Yucca Mountain and nuclear waste

 

Yucca Mountain, located 100 miles northwest of Las Vegas, was picked as the repository to hold the nation’s nuclear waste. The Nuclear Waste Policy Act of 1982 had three western states under consideration, and in 1987, with Congress being pressed to pick a site, Yucca Mountain got the nod.

‘’The politics won out,’’ said Allison Macfarlane of the Massachusetts Institute of Technology’s Yucca Mountain Project. ‘’The weakest state, politically, that was under consideration, got stuck with it.’’

Well, twenty years later, with more than $9 billion of our tax dollars spent, it is still not open. It may never be open. In my opinion it never should be.

 

Several facts have come to light in recent years, such as that the Mountain sits on a fault line, underground water could rise and be contaminated, and geological reports by the Department of Energy scientists who work at the site were falsified.

Yucca Mountain originally was designed to hold 77,000 tons of nuclear waste. In the United States, nuclear waste is stored on site at the various nuclear power plants around the country. According to the energy department, by the time Yucca Mountain opens there will be more than 77,000 tons of nuclear waste waiting to be transferred there, so the department has asked to increase the storage capacity.

Last year the Bush administration’s energy department made public its proposed Global Nuclear Energy Partnership.
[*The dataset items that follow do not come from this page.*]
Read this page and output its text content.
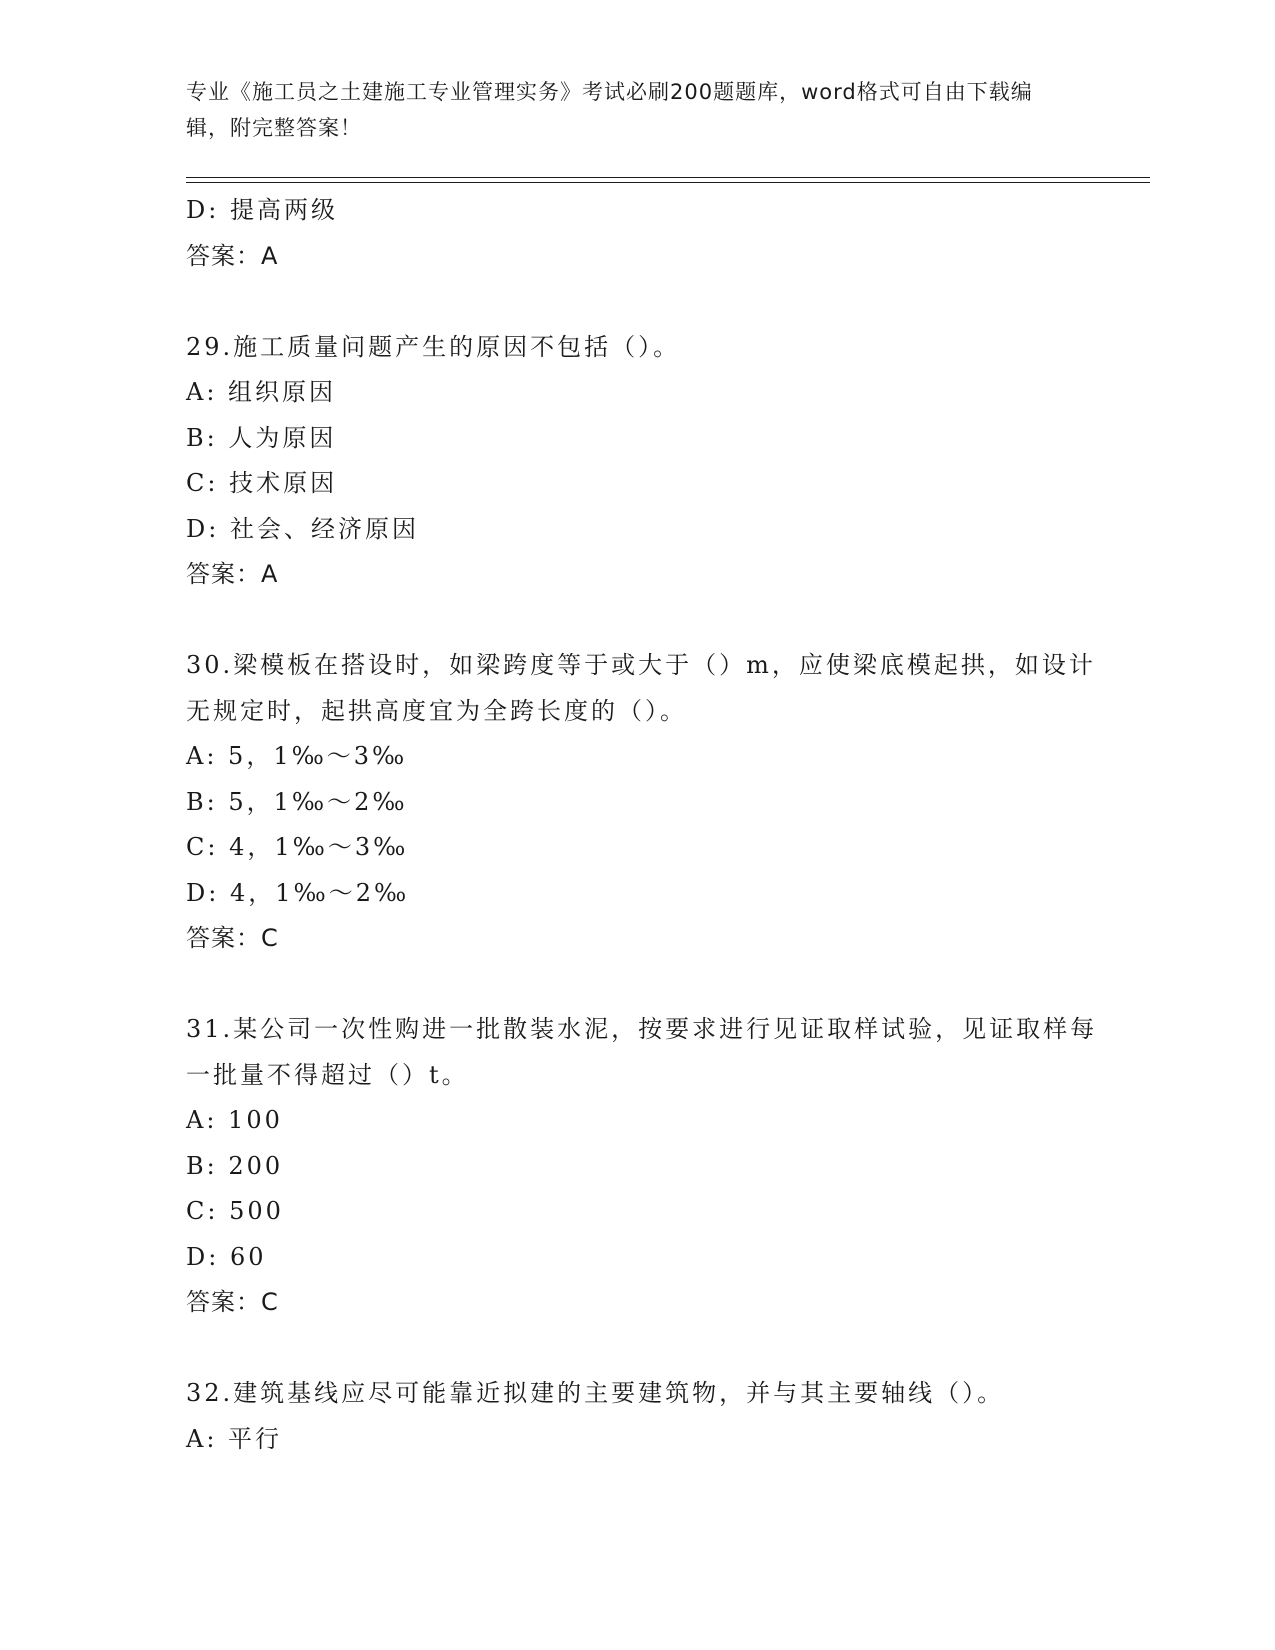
专业《施工员之土建施工专业管理实务》考试必刷200题题库，word格式可自由下载编辑，附完整答案！
D: 提高两级
答案：A
29.施工质量问题产生的原因不包括（）。
A: 组织原因
B: 人为原因
C: 技术原因
D: 社会、经济原因
答案：A
30.梁模板在搭设时，如梁跨度等于或大于（）m，应使梁底模起拱，如设计无规定时，起拱高度宜为全跨长度的（）。
A: 5，1‰～3‰
B: 5，1‰～2‰
C: 4，1‰～3‰
D: 4，1‰～2‰
答案：C
31.某公司一次性购进一批散装水泥，按要求进行见证取样试验，见证取样每一批量不得超过（）t。
A: 100
B: 200
C: 500
D: 60
答案：C
32.建筑基线应尽可能靠近拟建的主要建筑物，并与其主要轴线（）。
A: 平行
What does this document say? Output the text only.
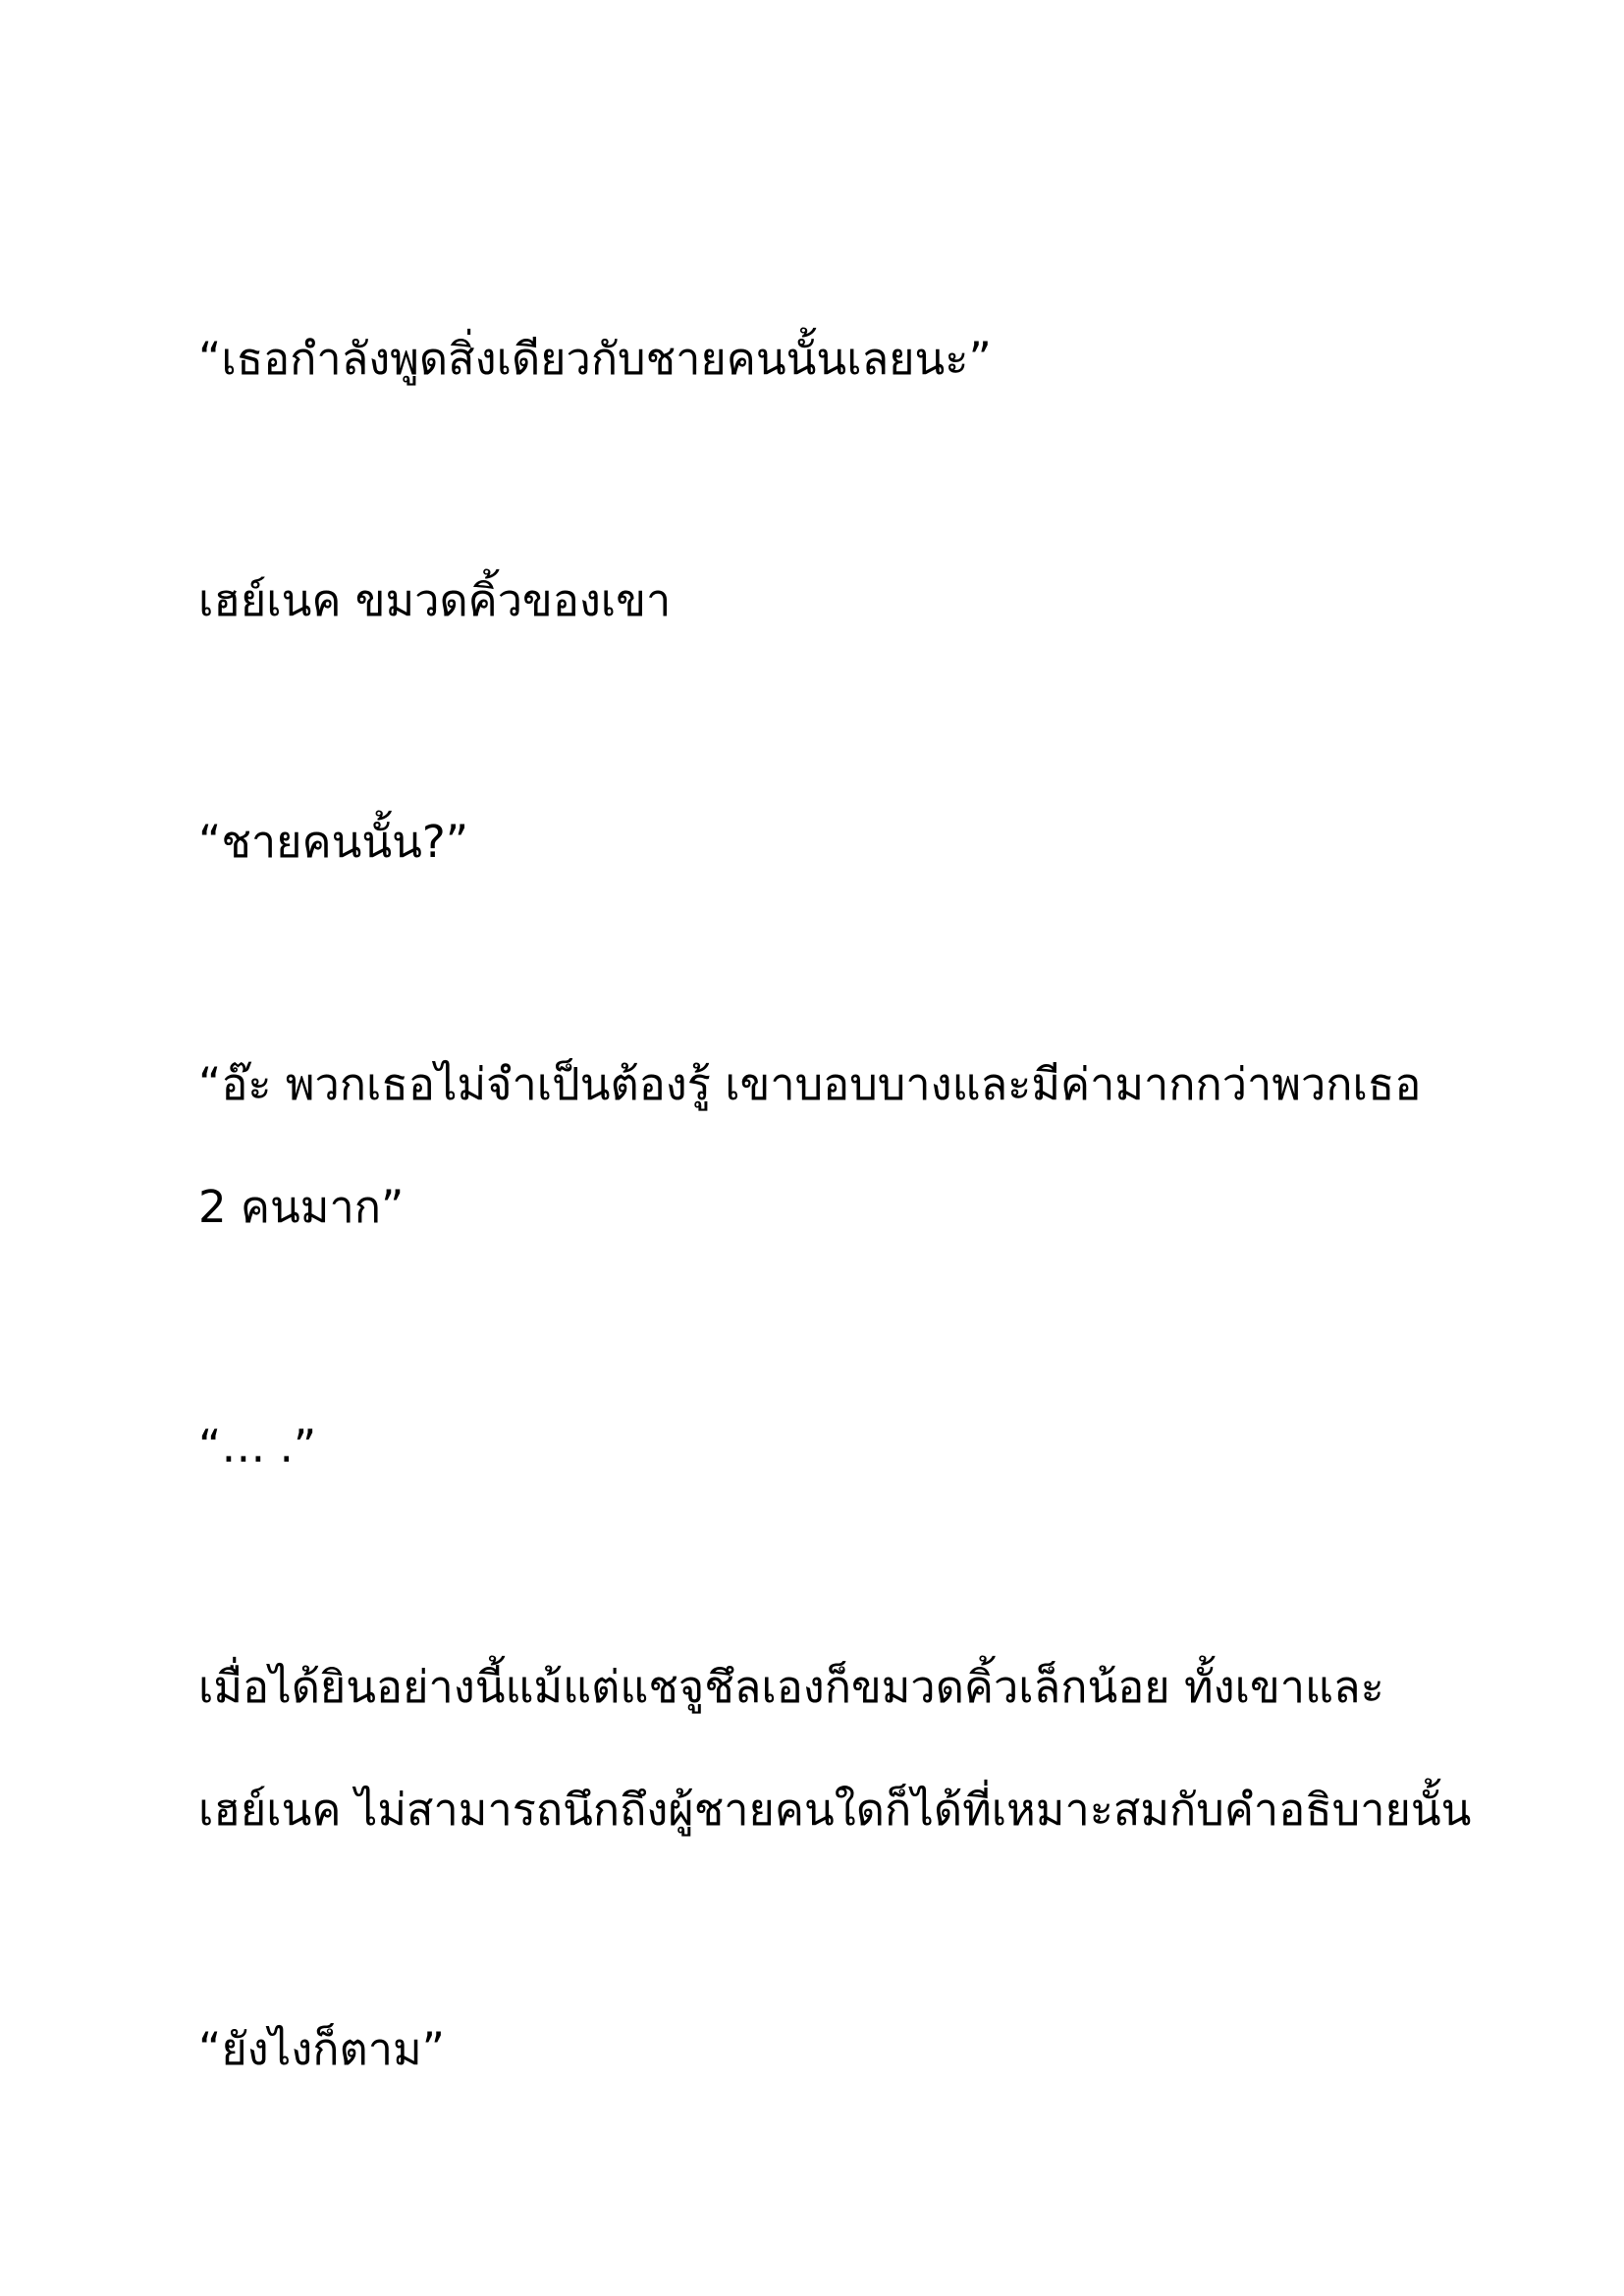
“เธอกำลังพูดสิ่งเดียวกับชายคนนั้นเลยนะ”

เฮย์เนค ขมวดคิ้วของเขา

“ชายคนนั้น?”

“อ๊ะ พวกเธอไม่จำเป็นต้องรู้ เขาบอบบางและมีค่ามากกว่าพวกเธอ

2 คนมาก”

“… .”

เมื่อได้ยินอย่างนี้แม้แต่แชจูชึลเองก็ขมวดคิ้วเล็กน้อย ทั้งเขาและ

เฮย์เนค ไม่สามารถนึกถึงผู้ชายคนใดก็ได้ที่เหมาะสมกับคำอธิบายนั้น

“ยังไงก็ตาม”
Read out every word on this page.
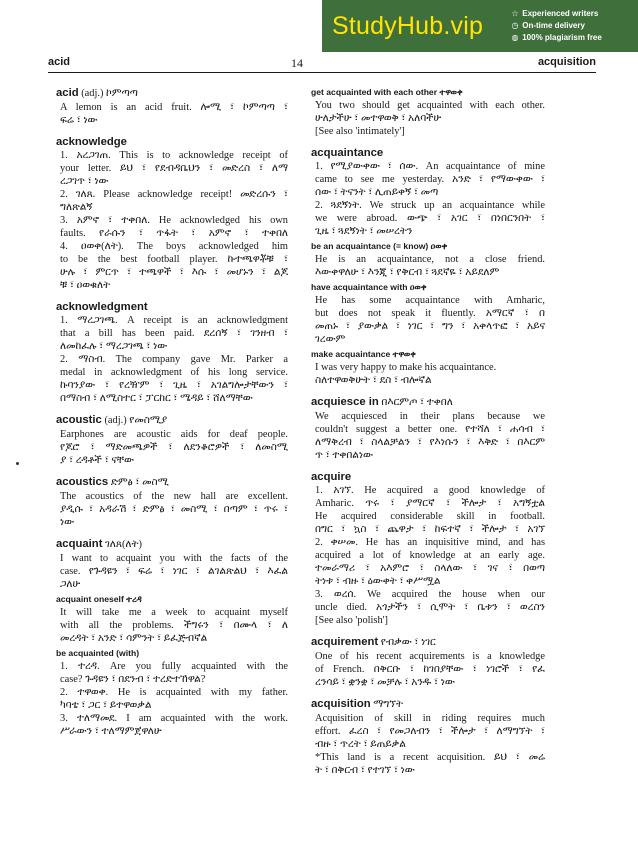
StudyHub.vip	☆ Experienced writers
◷ On-time delivery
◍ 100% plagiarism free
acid	14	acquisition
acid (adj.) ኮምጣጣ
A lemon is an acid fruit. ሎሚ ፣ ኮምጣጣ ፣
ፍሬ ፣ ነው
acknowledge
1. አረጋገጠ. This is to acknowledge receipt of
your letter. ይህ ፣ የደብዳቤህን ፣ መድረስ ፣ ለማ
ረጋገጥ ፣ ነው
2. ገለጸ. Please acknowledge receipt! መድረሱን ፣
ግለጽልኝ
3. አምኖ ፣ ተቀበለ. He acknowledged his own
faults. የራሱን ፣ ጥፋት ፣ አምኖ ፣ ተቀበለ
4. ዐወቀ(ለት). The boys acknowledged him
to be the best football player. ኩተጫዋቾቹ ፣
ሁሉ ፣ ምርጥ ፣ ተጫዋች ፣ እሱ ፣ መሆኑን ፣ ልጆ
ቹ ፣ ዐወቁለት
acknowledgment
1. ማረጋገጫ. A receipt is an acknowledgment
that a bill has been paid. ደረሰኝ ፣ ገንዘብ ፣
ለመከፈሉ ፣ ማረጋገጫ ፣ ነው
2. ማስብ. The company gave Mr. Parker a
medal in acknowledgment of his long service.
ኩባንያው ፣ የረዥም ፣ ጊዜ ፣ አገልግሎታቸውን ፣
በማስብ ፣ ለሚስተር ፣ ፓርከር ፣ ሜዳይ ፣ ሸለማቸው
acoustic (adj.) የመስሚያ
Earphones are acoustic aids for deaf people.
የጆሮ ፣ ማድመጫዎች ፣ ለደንቆሮዎች ፣ ለመስሚ
ያ ፣ ረዳቶች ፣ ናቸው
acoustics ድምፅ ፣ መስሚ
The acoustics of the new hall are excellent.
ያዲሱ ፣ አዳራሽ ፣ ድምፅ ፣ መስሚ ፣ በጣም ፣ ጥሩ ፣
ነው
acquaint ገለጸ(ለት)
I want to acquaint you with the facts of the
case. የጉዳዩን ፣ ፍሬ ፣ ነገር ፣ ልገልጽልህ ፣ እፈል
ጋለሁ
acquaint oneself ተረዳ
It will take me a week to acquaint myself
with all the problems. ችግሩን ፣ በሙላ ፣ ለ
መረዳት ፣ አንድ ፣ ሳምንት ፣ ይፈጅብኛል
be acquainted (with)
1. ተረዳ. Are you fully acquainted with the
case? ጉዳዩን ፣ በደንብ ፣ ተረድተኸዋል?
2. ተዋወቀ. He is acquainted with my father.
ካባቴ ፣ ጋር ፣ ይተዋወቃል
3. ተለማመደ. I am acquainted with the work.
ሥራውን ፣ ተለማምጀዋለሁ
get acquainted with each other ተዋወቀ
You two should get acquainted with each other.
ሁለታችሁ ፣ መተዋወቅ ፣ አለባችሁ
[See also 'intimately']
acquaintance
1. የሚያውቀው ፣ ሰው. An acquaintance of mine
came to see me yesterday. አንድ ፣ የማውቀው ፣
ሰው ፣ ትናንት ፣ ሊጠይቀኝ ፣ መጣ
2. ጓደኝነት. We struck up an acquaintance while
we were abroad. ውጭ ፣ አገር ፣ በነበርንበት ፣
ጊዜ ፣ ጓደኝነት ፣ መሠረትን
be an acquaintance (= know) ዐወቀ
He is an acquaintance, not a close friend.
እውቀዋለሁ ፣ እንጂ ፣ የቅርብ ፣ ጓደኛዬ ፣ አይደለም
have acquaintance with ዐወቀ
He has some acquaintance with Amharic,
but does not speak it fluently. አማርኛ ፣ በ
መጠኑ ፣ ያውቃል ፣ ነገር ፣ ግን ፣ አቀላጥፎ ፣ አይና
ገረውም
make acquaintance ተዋወቀ
I was very happy to make his acquaintance.
ስለተዋወቅሁት ፣ ደስ ፣ ብሎኛል
acquiesce in በእርምጦ ፣ ተቀበለ
We acquiesced in their plans because we
couldn't suggest a better one. የተሻለ ፣ ሐሳብ ፣
ለማቅረብ ፣ ስላልቻልን ፣ የእነሱን ፣ እቅድ ፣ በእርም
ጥ ፣ ተቀበልነው
acquire
1. አገኘ. He acquired a good knowledge of
Amharic. ጥሩ ፣ ያማርኛ ፣ ችሎታ ፣ አግኝቷል
He acquired considerable skill in football.
በግር ፣ ኳስ ፣ ጨዋታ ፣ ከፍተኛ ፣ ችሎታ ፣ አገኘ
2. ቀሠመ. He has an inquisitive mind, and has
acquired a lot of knowledge at an early age.
ተመራማሪ ፣ አእምሮ ፣ ስላለው ፣ ገና ፣ በወጣ
ትነቱ ፣ ብዙ ፣ ዕውቀት ፣ ቀሥሟል
3. ወረሰ. We acquired the house when our
uncle died. አጎታችን ፣ ሲሞት ፣ ቤቱን ፣ ወረስን
[See also 'polish']
acquirement የብቃው ፣ ነገር
One of his recent acquirements is a knowledge
of French. በቅርቡ ፣ ከገበያቸው ፣ ነገሮች ፣ የፈ
ረንሳይ ፣ ቋንቋ ፣ መቻሉ ፣ አንዱ ፣ ነው
acquisition ማግኘት
Acquisition of skill in riding requires much
effort. ፈረስ ፣ የመጋለብን ፣ ችሎታ ፣ ለማግኘት ፣
ብዙ ፣ ጥረት ፣ ይጠይቃል
*This land is a recent acquisition. ይህ ፣ መሬ
ት ፣ በቅርብ ፣ የተገኘ ፣ ነው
The program, pushed by President George W.Bush, is offering to take other countries’ commercial high-level radioactive wastes for permanent disposal in the U.S.

Nuclear Information and Resource Service Nuclear Waste Specialist Kevin Kamps said of Bush’s partnership, “it would bury the U.S. under a mountain of radioactive garbage”.

 

In 2005 the public was made aware of the fact that possible dangers exist because Yucca Mountain either sits directly atop or near 33 known fault lines, the largest of which, the Ghost Dance Fault, runs directly through the site. But that did not slow development of the site. Because Yucca Mountain is so near Las Vegas, Bush and his energy department must have figured that it was a good bet that no earthquakes would happen while they were in charge.

The Nuclear Waste Technical Review Board, using computer modeling based on geological data, historical quakes and results from about 20 test wells,  showed that a magnitude 5 or 6 earthquake could raise the water table between 450 and 750 feet at the storage site. Because the repository would be only 600 to 800 feet above the present water table, “flooding could be expected to occur,” they wrote.

The water table below the Yucca Mountain site is unusually deep, about 1,500 feet below the surface, Davies said. But within a six-mile radius north of the proposed storage facility the groundwater level rapidly rises to a more normal depth of about 600 feet. (Source: Nuclear Information and Resource Service.)

 

The containers in which the waste will be stored, if exposed to the ground water, could leak and contaminate water tables throughout Nevada. Imagine if the water made it into the Colorado River, which feeds most of southern Nevada, western Arizona and southern California. Another gamble Bush and the Department of Energy are willing to take.

According to the department, a hydrologist at the U.S. Geological Survey, who was studying how water flowed through the mountain, faked documentation on the times and dates at which certain geological samples were taken from the site.

 

Yucca Mountain is not just a boondoggle, but has the potential of creating one of the deadliest environmental disasters ever seen on the planet.

Oh, did I mention that Yucca Mountain is an extinct Volcano?